Money Market Rates Rise Following RBI Liquidity Move

MUMBAI: A recent action by India’s central bank to absorb excess liquidity from the banking sector has triggered an increase in money market rates, and this trend is anticipated to continue in the near term, according to market participants. This decision follows closely after the Reserve Bank of India (RBI) implemented a substantial rate reduction and introduced measures to enhance cash flow.

The Reserve Bank of India is scheduled to execute a seven-day variable rate reverse repo (VRRR) operation on Friday, amounting to 1 trillion rupees ($11.64 billion). This marks the first such intervention since the end of November.

Significance of the VRRR Operation

The implementation of VRRRs underscores the RBI’s concern regarding overnight and treasury bill rates, which have remained below the repo rate.

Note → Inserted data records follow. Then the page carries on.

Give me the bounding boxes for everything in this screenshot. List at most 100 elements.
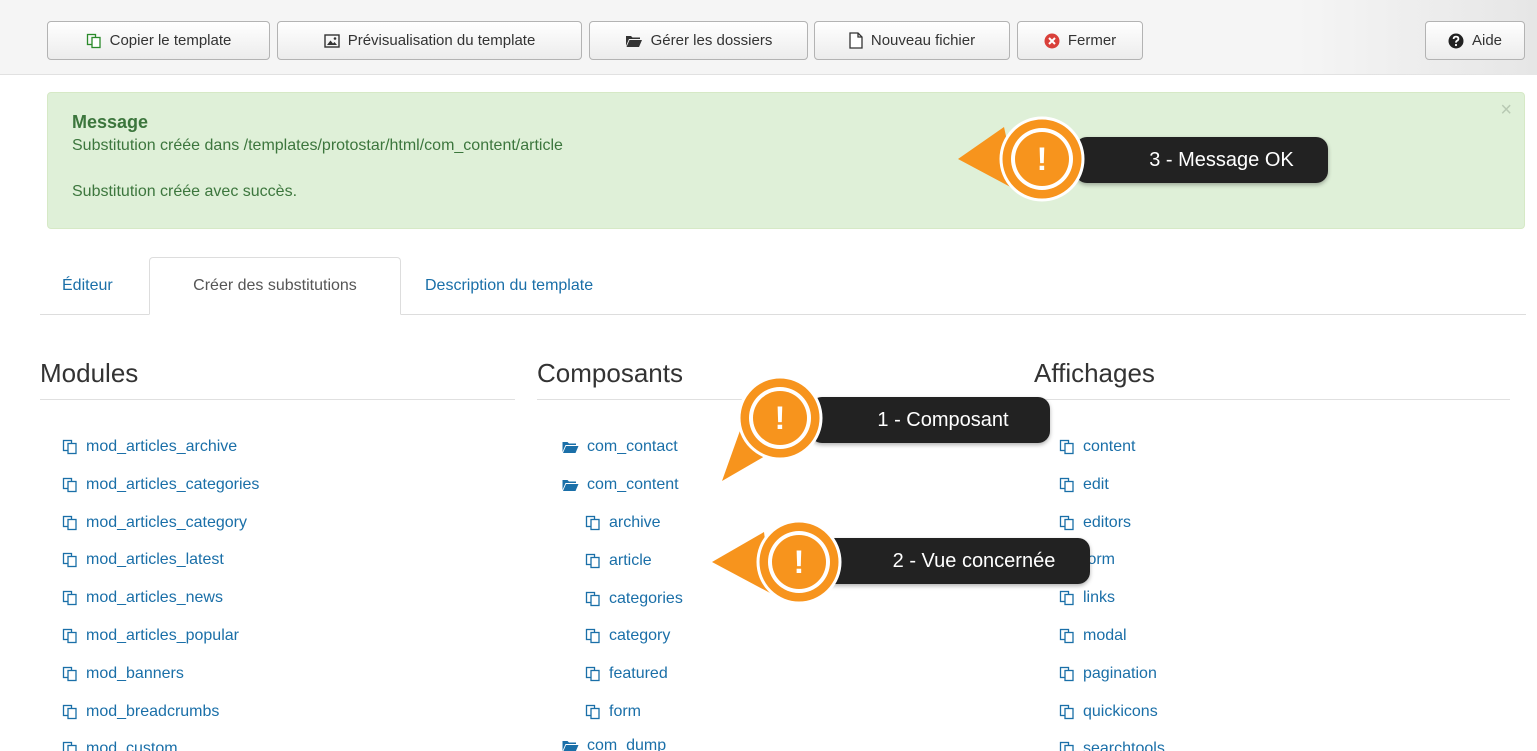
component-view-item[interactable]: archive — [585, 514, 661, 532]
copy-icon — [62, 704, 77, 719]
layout-item-label: quickicons — [1083, 702, 1158, 720]
module-item[interactable]: mod_banners — [62, 665, 184, 683]
component-folder-label: com_dump — [587, 737, 667, 751]
copy-icon — [62, 477, 77, 492]
module-item-label: mod_articles_category — [86, 513, 247, 531]
layout-item[interactable]: searchtools — [1059, 740, 1165, 751]
component-folder-content[interactable]: com_content — [562, 476, 679, 494]
folder-icon — [625, 35, 642, 47]
copy-icon — [585, 553, 600, 568]
module-item[interactable]: mod_articles_news — [62, 589, 223, 607]
exclamation-pin-icon: ! — [722, 375, 823, 481]
tab-create-overrides[interactable]: Créer des substitutions — [149, 257, 401, 315]
copy-icon — [62, 591, 77, 606]
copy-icon — [62, 515, 77, 530]
exclamation-mark: ! — [794, 544, 805, 580]
module-item-label: mod_articles_popular — [86, 627, 239, 644]
component-view-label: category — [609, 627, 671, 645]
toolbar: Copier le template Prévisualisation du t… — [0, 0, 1537, 75]
copy-icon — [1059, 439, 1074, 455]
help-label: Aide — [1471, 32, 1503, 49]
component-view-label: form — [609, 703, 641, 720]
component-view-item[interactable]: category — [585, 627, 670, 645]
module-item[interactable]: mod_articles_popular — [62, 627, 239, 645]
layout-item[interactable]: edit — [1059, 476, 1109, 494]
copy-icon — [62, 666, 77, 681]
copy-template-button[interactable]: Copier le template — [47, 21, 270, 60]
component-folder-dump[interactable]: com_dump — [562, 737, 666, 751]
layout-item[interactable]: links — [1059, 589, 1115, 607]
module-item-label: mod_breadcrumbs — [86, 702, 220, 720]
message-close-icon[interactable]: × — [1500, 99, 1512, 122]
component-view-item[interactable]: form — [585, 703, 641, 721]
component-view-item[interactable]: featured — [585, 665, 668, 683]
copy-icon — [585, 515, 600, 531]
copy-icon — [585, 704, 600, 720]
copy-icon — [62, 742, 77, 751]
module-item[interactable]: mod_breadcrumbs — [62, 703, 219, 721]
modules-rule — [40, 399, 515, 400]
copy-icon — [1059, 666, 1074, 681]
manage-folders-label: Gérer les dossiers — [650, 32, 773, 49]
new-file-label: Nouveau fichier — [870, 32, 976, 49]
component-folder-contact[interactable]: com_contact — [562, 438, 678, 456]
layout-item-label: pagination — [1083, 664, 1157, 682]
layouts-rule — [1034, 399, 1510, 400]
copy-icon — [62, 439, 77, 455]
layout-item[interactable]: quickicons — [1059, 703, 1158, 721]
module-item[interactable]: mod_custom — [62, 740, 178, 751]
callout-view-label: 2 - Vue concernée — [892, 549, 1056, 572]
module-item-label: mod_banners — [86, 664, 184, 682]
copy-icon — [585, 667, 600, 682]
module-item-label: mod_articles_categories — [86, 475, 260, 493]
modules-heading: Modules — [40, 358, 139, 388]
preview-template-button[interactable]: Prévisualisation du template — [277, 21, 582, 60]
message-line-path: Substitution créée dans /templates/proto… — [72, 137, 563, 154]
components-heading: Composants — [537, 358, 683, 388]
copy-icon — [585, 629, 600, 644]
layout-item[interactable]: modal — [1059, 627, 1127, 645]
layout-item[interactable]: pagination — [1059, 665, 1157, 683]
tab-editor[interactable]: Éditeur — [62, 257, 113, 315]
copy-icon — [1059, 477, 1074, 492]
exclamation-mark: ! — [1037, 141, 1048, 177]
tab-template-description[interactable]: Description du template — [425, 257, 593, 315]
folder-open-icon — [562, 740, 579, 751]
callout-component: 1 - Composant — [810, 397, 1050, 443]
component-folder-label: com_content — [587, 476, 679, 493]
copy-icon — [1059, 515, 1074, 530]
layout-item-label: edit — [1083, 475, 1109, 493]
module-item[interactable]: mod_articles_categories — [62, 476, 259, 494]
folder-open-icon — [562, 479, 579, 491]
layout-item[interactable]: content — [1059, 438, 1135, 456]
component-view-label: categories — [609, 589, 683, 607]
callout-message-ok: 3 - Message OK — [1075, 137, 1328, 183]
component-view-label: article — [609, 551, 652, 569]
copy-icon — [62, 553, 77, 568]
folder-open-icon — [562, 441, 579, 453]
module-item[interactable]: mod_articles_category — [62, 514, 247, 532]
copy-icon — [1059, 704, 1074, 719]
copy-icon — [585, 591, 600, 606]
layout-item[interactable]: editors — [1059, 514, 1131, 532]
new-file-button[interactable]: Nouveau fichier — [814, 21, 1010, 60]
copy-template-label: Copier le template — [109, 32, 232, 49]
exclamation-pin-icon: ! — [958, 116, 1085, 202]
module-item[interactable]: mod_articles_latest — [62, 551, 224, 569]
copy-icon — [86, 33, 101, 48]
copy-icon — [1059, 628, 1074, 644]
manage-folders-button[interactable]: Gérer les dossiers — [589, 21, 808, 60]
module-item-label: mod_custom — [86, 740, 178, 751]
component-view-item[interactable]: categories — [585, 590, 683, 608]
copy-icon — [1059, 591, 1074, 606]
callout-component-label: 1 - Composant — [877, 408, 1009, 431]
message-heading: Message — [72, 112, 149, 132]
close-circle-icon — [1044, 33, 1060, 48]
component-view-item[interactable]: article — [585, 552, 652, 570]
module-item-label: mod_articles_news — [86, 589, 223, 607]
help-button[interactable]: Aide — [1425, 21, 1525, 60]
exclamation-pin-icon: ! — [712, 519, 842, 605]
module-item[interactable]: mod_articles_archive — [62, 438, 237, 456]
close-button[interactable]: Fermer — [1017, 21, 1143, 60]
copy-icon — [62, 628, 77, 644]
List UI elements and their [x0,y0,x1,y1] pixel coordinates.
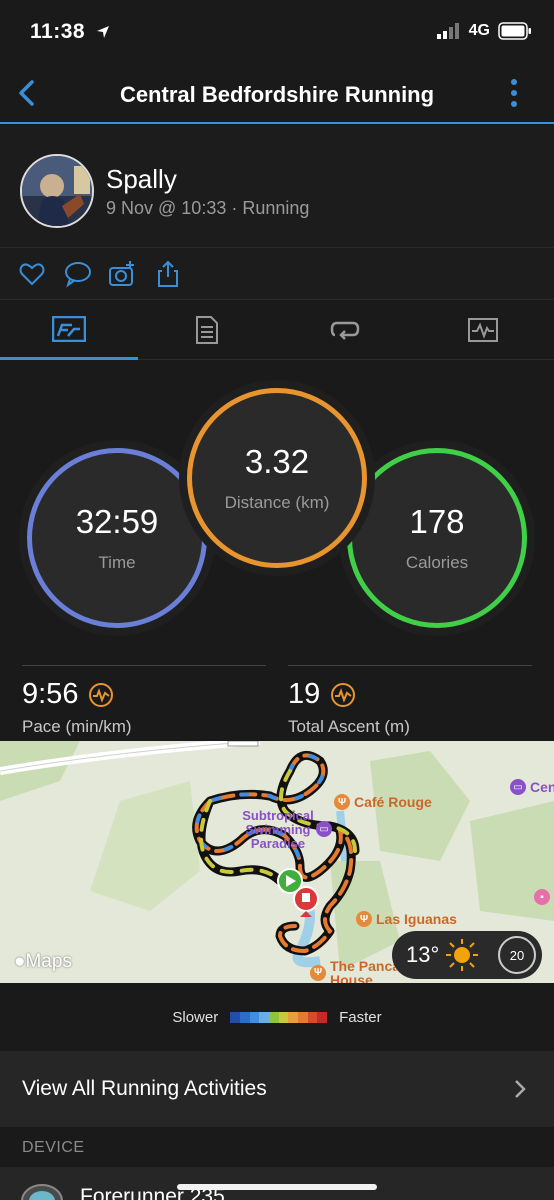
status-indicators: 4G [436,22,532,40]
social-actions [0,248,554,300]
legend-swatch [230,1011,240,1023]
charts-icon [468,318,498,342]
legend-swatch [278,1011,289,1023]
apple-logo-icon: ● [14,951,26,972]
hotel-poi[interactable]: ▭ [316,821,332,837]
activity-tabs [0,300,554,360]
chevron-right-icon [515,1080,526,1098]
shop-icon: ▪ [534,889,550,905]
legend-swatch [317,1011,328,1023]
activity-pulse-icon [331,682,356,707]
signal-icon [436,23,459,39]
device-section-header: DEVICE [0,1127,554,1167]
cen-label: Cen [530,779,554,795]
status-bar: 11:38 4G [0,0,554,62]
wind-indicator: 20 [498,936,536,974]
stats-icon [52,315,86,342]
laps-icon [330,321,360,340]
restaurant-icon: Ψ [310,965,326,981]
legend-swatch [268,1011,279,1023]
calories-value: 178 [409,503,465,540]
view-all-label: View All Running Activities [22,1077,267,1100]
legend-swatch [239,1011,250,1023]
ascent-value: 19 [288,678,321,710]
view-all-running-button[interactable]: View All Running Activities [0,1051,554,1127]
page-title: Central Bedfordshire Running [119,82,435,107]
poi-label-line2: Swimming [245,822,311,837]
legend-swatch [307,1011,318,1023]
poi-pancake-house[interactable]: Ψ The Panca House [310,959,400,983]
legend-swatch [259,1011,269,1023]
las-iguanas-label: Las Iguanas [376,911,457,927]
poi-cen[interactable]: ▭ Cen [510,779,554,795]
activity-pulse-icon [89,682,114,707]
maps-label: Maps [25,951,72,972]
legend-slower: Slower [172,1008,219,1026]
user-name[interactable]: Spally [106,164,177,195]
time-label: Time [98,553,136,572]
weather-temp: 13° [406,942,440,967]
add-photo-icon[interactable] [108,260,136,288]
distance-label: Distance (km) [224,493,330,512]
cafe-rouge-label: Café Rouge [354,794,432,810]
tab-laps[interactable] [276,300,414,360]
pink-poi[interactable]: ▪ [534,889,550,905]
time-value: 32:59 [75,503,159,540]
pace-legend: Slower Faster [0,983,554,1051]
pace-value: 9:56 [22,678,79,710]
battery-icon [498,22,531,40]
poi-label-line3: Paradise [250,836,306,851]
weather-badge[interactable]: 13° 20 [392,931,542,979]
time-ring: 32:59 Time [27,448,207,628]
share-icon[interactable] [154,260,182,288]
route-map[interactable]: Subtropical Swimming Paradise ▭ Ψ Café R… [0,741,554,983]
legend-color-scale [230,1011,328,1023]
clock-label: 11:38 [30,20,86,43]
details-icon [196,316,218,344]
avatar-image [22,156,92,226]
distance-ring: 3.32 Distance (km) [187,388,367,568]
heart-icon[interactable] [18,260,46,288]
distance-value: 3.32 [244,443,310,480]
poi-label-line1: Subtropical [242,808,314,823]
poi-swimming-paradise[interactable]: Subtropical Swimming Paradise [238,809,318,851]
tab-details[interactable] [138,300,276,360]
tab-stats[interactable] [0,300,138,360]
comment-icon[interactable] [64,260,92,288]
poi-las-iguanas[interactable]: Ψ Las Iguanas [356,911,457,927]
watch-icon [21,1184,63,1200]
tab-charts[interactable] [414,300,552,360]
home-indicator[interactable] [177,1184,377,1190]
poi-cafe-rouge[interactable]: Ψ Café Rouge [334,794,432,810]
restaurant-icon: Ψ [356,911,372,927]
pace-metric: 9:56 Pace (min/km) [22,665,266,736]
ascent-metric: 19 Total Ascent (m) [288,665,532,736]
apple-maps-attribution[interactable]: ●Maps [14,951,72,973]
pancake-label-2: House [330,972,373,983]
wind-speed: 20 [509,947,525,963]
more-options-icon[interactable] [510,78,518,108]
legend-faster: Faster [339,1008,382,1026]
sun-icon [446,939,479,971]
navigation-bar: Central Bedfordshire Running [0,62,554,124]
legend-swatch [249,1011,260,1023]
hotel-icon: ▭ [510,779,526,795]
activity-date-type: 9 Nov @ 10:33 · Running [106,198,310,218]
calories-label: Calories [405,553,469,572]
calories-ring: 178 Calories [347,448,527,628]
activity-header: Spally 9 Nov @ 10:33 · Running [0,126,554,248]
ascent-label: Total Ascent (m) [288,717,410,736]
location-arrow-icon [97,26,110,39]
status-time: 11:38 [30,20,111,44]
pace-label: Pace (min/km) [22,717,132,736]
avatar[interactable] [20,154,94,228]
legend-swatch [288,1011,299,1023]
hotel-icon: ▭ [316,821,332,837]
network-type: 4G [468,22,490,39]
legend-swatch [298,1011,308,1023]
restaurant-icon: Ψ [334,794,350,810]
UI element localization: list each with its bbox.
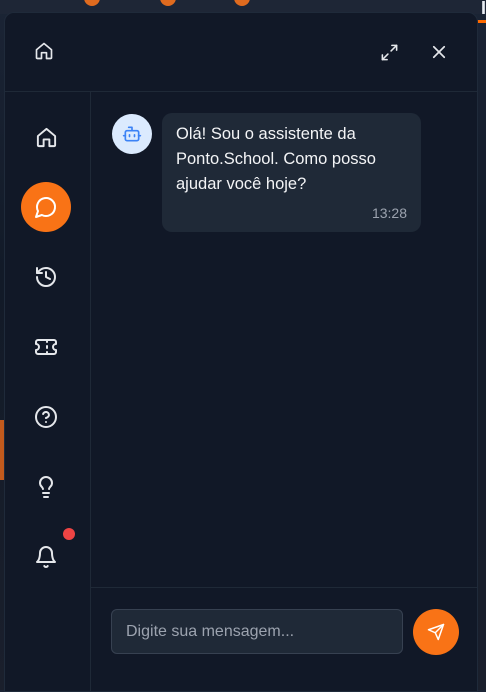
- background-badge: [84, 0, 100, 6]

  • These rates are projected to align more closely with the repo rate as the RBI persists with these operations, potentially focusing on shorter durations.
  • Analysts suggest that this could elevate short-term funding expenses for banks, partially offsetting the advantages gained from the earlier rate cut.
  • The weighted average call rate, which serves as the RBI’s operational rate, has consistently hovered near the Standing Deposit Facility (SDF) rate in recent weeks.
Contextual Background

Earlier this month, reports indicated that the RBI might initiate VRRRs to manage surplus liquidity as needed.

  • Liquidity levels in June have averaged approximately 2.76 trillion rupees daily, surpassing 1% of total banking deposits.
  • The RBI is targeting a surplus of around 1%, as indicated by the Governor.
  • Last week, it was reported that the RBI sought input on better aligning the call rate with the repo rate.
Expert Opinions
Alok Singh, Group Head of Treasury at CSB Bank:

“Money market rates are expected to be affected, with treasury bill yields likely to increase by 5-10 basis points.”

Abhishek Upadhyay, Senior Economist at ICICI Securities Primary Dealership:

“A well-calibrated daily VRRR could have been more effective in rapidly raising overnight policy rates.”

“The key focus now will be on whether the RBI proactively shifts to shorter tenor VRRRs if the tendering in the 7-day auction remains subdued.”